Esta cuestión es sin embargo evolutiva. Primero, las computadoras se volvieron ampliamente accesibles en costo para su uso en la oficina. Cada organización, agencia gubernamental y profesión ha establecido, por su cuenta, sus propias bases y redes de datos su propio sistema tecnológico. Los costos de Internet están bajando a ojos vistas. Sin embargo, actualmente el costo de poseer, operar, mantener y actualizar la tecnología, así como la capacitación requerida para poder seguir ampliando todas estas redes paralelas y limitadas aplicaciones de la tecnología de redes a nivel nacional, ya no resulta demasiado elevado para cualquier país. La principal barrera no es la financiera ni la tecnológica, sino la de la cultura organizacional. En muchas organizaciones, los equipos no se utilizan a su máxima capacidad, generando una creciente desilusión y escepticismo con respecto a la tecnología. Este enfoque no es sostenible en la actualidad.
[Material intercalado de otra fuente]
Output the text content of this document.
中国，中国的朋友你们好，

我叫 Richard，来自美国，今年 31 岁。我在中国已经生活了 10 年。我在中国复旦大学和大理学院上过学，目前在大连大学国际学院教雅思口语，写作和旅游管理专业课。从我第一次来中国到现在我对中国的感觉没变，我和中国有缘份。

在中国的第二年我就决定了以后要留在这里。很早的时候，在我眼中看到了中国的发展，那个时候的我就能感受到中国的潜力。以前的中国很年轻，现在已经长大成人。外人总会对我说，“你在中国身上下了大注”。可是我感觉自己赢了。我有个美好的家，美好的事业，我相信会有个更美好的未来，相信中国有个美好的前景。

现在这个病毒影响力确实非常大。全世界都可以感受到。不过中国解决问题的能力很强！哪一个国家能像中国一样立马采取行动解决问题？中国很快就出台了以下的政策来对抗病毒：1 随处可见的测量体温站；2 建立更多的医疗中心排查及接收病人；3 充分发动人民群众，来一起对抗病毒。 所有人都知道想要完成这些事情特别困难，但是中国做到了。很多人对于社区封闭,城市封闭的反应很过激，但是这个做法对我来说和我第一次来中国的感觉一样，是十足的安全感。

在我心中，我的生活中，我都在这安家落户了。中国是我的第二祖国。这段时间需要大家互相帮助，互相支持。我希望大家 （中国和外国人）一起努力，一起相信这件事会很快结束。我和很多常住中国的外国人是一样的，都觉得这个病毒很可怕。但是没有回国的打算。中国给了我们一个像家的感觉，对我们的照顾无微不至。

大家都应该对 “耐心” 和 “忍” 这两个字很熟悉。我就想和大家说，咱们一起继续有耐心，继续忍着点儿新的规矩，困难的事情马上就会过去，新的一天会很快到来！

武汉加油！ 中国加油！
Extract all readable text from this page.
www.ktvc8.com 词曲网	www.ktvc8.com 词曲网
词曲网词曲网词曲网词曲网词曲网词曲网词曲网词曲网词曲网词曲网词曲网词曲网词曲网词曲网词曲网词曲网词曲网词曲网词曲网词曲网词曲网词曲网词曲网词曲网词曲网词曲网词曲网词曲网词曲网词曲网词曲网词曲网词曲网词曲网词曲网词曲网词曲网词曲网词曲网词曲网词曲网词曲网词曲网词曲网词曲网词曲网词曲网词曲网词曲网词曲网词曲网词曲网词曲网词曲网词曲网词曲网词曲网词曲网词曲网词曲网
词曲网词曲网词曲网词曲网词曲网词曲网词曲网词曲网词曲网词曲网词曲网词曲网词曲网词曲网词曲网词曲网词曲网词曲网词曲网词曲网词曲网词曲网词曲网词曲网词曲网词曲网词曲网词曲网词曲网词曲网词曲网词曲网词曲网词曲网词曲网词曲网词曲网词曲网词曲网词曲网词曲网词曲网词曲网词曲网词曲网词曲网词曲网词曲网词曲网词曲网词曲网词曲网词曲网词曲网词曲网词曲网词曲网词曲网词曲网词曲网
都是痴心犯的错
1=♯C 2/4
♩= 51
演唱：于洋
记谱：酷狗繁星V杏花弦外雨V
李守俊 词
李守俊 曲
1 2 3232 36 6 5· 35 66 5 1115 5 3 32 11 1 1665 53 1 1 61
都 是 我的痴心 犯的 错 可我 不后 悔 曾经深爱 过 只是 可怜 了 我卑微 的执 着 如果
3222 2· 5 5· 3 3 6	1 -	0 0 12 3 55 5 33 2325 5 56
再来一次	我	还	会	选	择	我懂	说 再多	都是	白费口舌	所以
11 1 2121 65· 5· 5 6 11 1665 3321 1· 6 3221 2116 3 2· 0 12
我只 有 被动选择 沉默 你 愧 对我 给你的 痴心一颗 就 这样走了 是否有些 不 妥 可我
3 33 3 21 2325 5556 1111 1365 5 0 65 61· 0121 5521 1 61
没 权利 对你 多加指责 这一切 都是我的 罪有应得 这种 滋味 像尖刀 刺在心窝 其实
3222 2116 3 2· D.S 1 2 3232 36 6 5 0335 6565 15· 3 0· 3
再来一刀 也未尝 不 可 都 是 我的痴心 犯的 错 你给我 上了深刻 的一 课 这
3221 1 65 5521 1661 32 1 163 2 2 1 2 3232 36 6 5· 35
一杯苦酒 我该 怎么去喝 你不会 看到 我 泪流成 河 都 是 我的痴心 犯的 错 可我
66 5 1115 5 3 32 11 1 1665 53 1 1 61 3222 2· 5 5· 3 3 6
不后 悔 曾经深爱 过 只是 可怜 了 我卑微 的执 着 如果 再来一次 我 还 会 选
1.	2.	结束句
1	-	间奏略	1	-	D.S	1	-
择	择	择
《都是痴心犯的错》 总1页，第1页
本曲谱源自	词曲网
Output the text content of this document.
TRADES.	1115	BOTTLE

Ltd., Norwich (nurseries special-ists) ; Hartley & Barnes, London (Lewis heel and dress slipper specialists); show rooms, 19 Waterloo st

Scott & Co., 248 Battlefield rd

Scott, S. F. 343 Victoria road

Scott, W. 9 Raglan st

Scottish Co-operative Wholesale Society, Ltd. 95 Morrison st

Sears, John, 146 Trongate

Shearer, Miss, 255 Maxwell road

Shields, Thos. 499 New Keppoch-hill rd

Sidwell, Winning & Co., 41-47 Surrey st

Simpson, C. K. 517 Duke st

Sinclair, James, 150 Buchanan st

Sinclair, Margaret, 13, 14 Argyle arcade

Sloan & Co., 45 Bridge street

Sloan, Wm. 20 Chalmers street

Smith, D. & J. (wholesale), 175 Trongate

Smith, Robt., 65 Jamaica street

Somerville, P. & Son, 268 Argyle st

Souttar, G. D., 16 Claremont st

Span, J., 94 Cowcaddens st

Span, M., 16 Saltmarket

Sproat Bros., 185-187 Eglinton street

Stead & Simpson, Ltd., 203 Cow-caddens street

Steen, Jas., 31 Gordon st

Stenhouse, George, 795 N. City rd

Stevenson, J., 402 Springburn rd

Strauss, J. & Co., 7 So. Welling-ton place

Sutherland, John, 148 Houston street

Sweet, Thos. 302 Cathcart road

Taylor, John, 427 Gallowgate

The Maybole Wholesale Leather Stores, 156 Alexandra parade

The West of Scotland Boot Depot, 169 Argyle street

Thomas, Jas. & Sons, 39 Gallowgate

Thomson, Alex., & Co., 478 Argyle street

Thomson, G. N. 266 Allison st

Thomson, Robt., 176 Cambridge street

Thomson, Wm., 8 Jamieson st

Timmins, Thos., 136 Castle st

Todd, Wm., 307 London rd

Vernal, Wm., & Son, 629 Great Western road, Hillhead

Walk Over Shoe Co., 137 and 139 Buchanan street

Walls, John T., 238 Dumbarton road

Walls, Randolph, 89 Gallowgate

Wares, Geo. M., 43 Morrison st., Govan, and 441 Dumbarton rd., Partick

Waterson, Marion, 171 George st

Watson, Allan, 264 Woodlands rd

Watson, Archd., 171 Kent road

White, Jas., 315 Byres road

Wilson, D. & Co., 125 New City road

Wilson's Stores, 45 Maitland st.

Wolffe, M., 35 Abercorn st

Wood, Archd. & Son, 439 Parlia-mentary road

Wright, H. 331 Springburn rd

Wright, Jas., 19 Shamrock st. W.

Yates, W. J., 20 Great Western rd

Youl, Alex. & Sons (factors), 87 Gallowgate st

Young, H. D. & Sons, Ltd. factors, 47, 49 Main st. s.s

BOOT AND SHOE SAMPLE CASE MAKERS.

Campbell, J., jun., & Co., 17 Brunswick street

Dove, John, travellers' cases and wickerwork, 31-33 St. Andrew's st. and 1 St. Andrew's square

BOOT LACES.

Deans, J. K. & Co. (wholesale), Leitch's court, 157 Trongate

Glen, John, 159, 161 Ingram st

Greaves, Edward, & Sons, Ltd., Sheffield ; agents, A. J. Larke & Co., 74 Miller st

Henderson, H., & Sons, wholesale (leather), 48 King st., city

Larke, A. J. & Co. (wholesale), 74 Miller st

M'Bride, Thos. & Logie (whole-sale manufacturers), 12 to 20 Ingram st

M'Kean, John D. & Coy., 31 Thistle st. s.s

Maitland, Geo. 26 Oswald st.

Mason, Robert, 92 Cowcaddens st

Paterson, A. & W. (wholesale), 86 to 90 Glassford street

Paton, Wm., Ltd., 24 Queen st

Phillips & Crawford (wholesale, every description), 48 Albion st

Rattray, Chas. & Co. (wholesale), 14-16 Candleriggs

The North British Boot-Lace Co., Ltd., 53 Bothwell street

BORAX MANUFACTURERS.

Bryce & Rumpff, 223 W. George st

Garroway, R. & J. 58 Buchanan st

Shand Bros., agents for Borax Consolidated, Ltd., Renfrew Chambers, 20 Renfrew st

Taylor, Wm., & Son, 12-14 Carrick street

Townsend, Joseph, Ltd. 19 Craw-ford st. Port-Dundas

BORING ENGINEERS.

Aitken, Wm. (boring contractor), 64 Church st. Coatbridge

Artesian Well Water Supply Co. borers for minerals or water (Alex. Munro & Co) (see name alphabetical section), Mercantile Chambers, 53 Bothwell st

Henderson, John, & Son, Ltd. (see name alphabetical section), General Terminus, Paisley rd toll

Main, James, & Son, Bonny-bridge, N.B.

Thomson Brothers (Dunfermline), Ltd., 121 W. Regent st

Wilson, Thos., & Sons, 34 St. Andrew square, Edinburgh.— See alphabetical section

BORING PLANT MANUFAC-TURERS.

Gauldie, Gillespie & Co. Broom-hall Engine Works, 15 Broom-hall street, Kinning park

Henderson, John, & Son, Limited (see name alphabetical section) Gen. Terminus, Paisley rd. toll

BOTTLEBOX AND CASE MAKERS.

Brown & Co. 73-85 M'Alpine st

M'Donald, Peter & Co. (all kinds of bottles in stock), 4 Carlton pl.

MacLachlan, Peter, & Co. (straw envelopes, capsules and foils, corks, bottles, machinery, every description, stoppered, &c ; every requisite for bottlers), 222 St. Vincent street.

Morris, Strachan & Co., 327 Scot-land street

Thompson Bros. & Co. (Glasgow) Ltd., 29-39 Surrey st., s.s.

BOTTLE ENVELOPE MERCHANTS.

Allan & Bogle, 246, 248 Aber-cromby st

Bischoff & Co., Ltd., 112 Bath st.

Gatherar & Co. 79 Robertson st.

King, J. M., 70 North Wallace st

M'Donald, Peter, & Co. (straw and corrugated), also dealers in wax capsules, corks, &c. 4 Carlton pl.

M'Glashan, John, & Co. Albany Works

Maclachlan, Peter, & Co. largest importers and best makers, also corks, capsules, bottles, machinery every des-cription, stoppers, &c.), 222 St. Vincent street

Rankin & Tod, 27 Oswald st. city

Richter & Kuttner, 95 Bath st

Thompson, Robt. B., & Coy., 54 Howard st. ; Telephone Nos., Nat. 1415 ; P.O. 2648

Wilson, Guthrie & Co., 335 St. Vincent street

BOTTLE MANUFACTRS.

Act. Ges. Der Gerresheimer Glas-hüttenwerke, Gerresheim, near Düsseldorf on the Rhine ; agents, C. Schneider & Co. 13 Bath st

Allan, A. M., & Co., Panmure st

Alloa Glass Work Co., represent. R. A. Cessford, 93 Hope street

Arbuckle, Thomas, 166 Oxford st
Es posible desarrollar un enfoque diferente, que pasa por cambios profundos en la cultura de las organizaciones. En vez de preguntar qué es lo que las computadoras, las bases de datos y las redes pueden hacer por cada organización y disciplina en forma separada, ahora podemos preguntarnos:

. ¿Qué es lo que un sistema que combina las capacidades de todas las tecnologías digitales (un sistema informático) puede hacer por todas las disciplinas y sectores, desde la gestión gubernamental hasta la salud, pasando por la participación comunitaria, la administración del medio ambiente y la educación?

. ¿Qué es lo que un sistema informático puede hacer por el espectro completo de actividades de intercambio de información, aprendizaje, administración, control financiero y gobierno que se requiere para un desarrollo descentralizado autosostenido?

. ¿Qué cambios son necesarios en el interior de organizaciones e instituciones para aprovechar al máximo las potencialidades de las TICs? ¿Qué transformaciones en la cultura organizacional serán necesarias, como incremento en la transparencia de la gestión, fluidez en las corrientes de información, formación continua de los usuarios, percepción diferente de las jerarquías?.

Esto abre las puertas de lo que podría llegar a ser el mayor mercado para la tecnología: sus aplicaciones en todo el sector humano/social del desarrollo (a saber, el aprendizaje interactivo, la formación continua, la participación comunitaria, la comunicación, la planificación, la administración, la creación de empresas de cualquier tamaño, la generación de puestos de trabajo, el crédito y el ahorro y el desarrollo de las personas, grupos y comunidades para que alcancen su desarrollo sostenible. Y, sobre todo, para extender y defender los derechos de los ciudadanos en la Sociedad de la Información en al que ya vivimos. Conforme más personas vayan entendiendo y aceptando esto, se irá generando una nueva percepción acerca del papel y del potencial de la información y la comunicación en el proceso de desarrollo. Sólo entonces podrán convencerse de que lo que mata no es la velocidad, sino la incapacidad de apropiarse de tecnologías flexibles y posibilitadoras de lo que hoy, todavía, consideramos como imposible.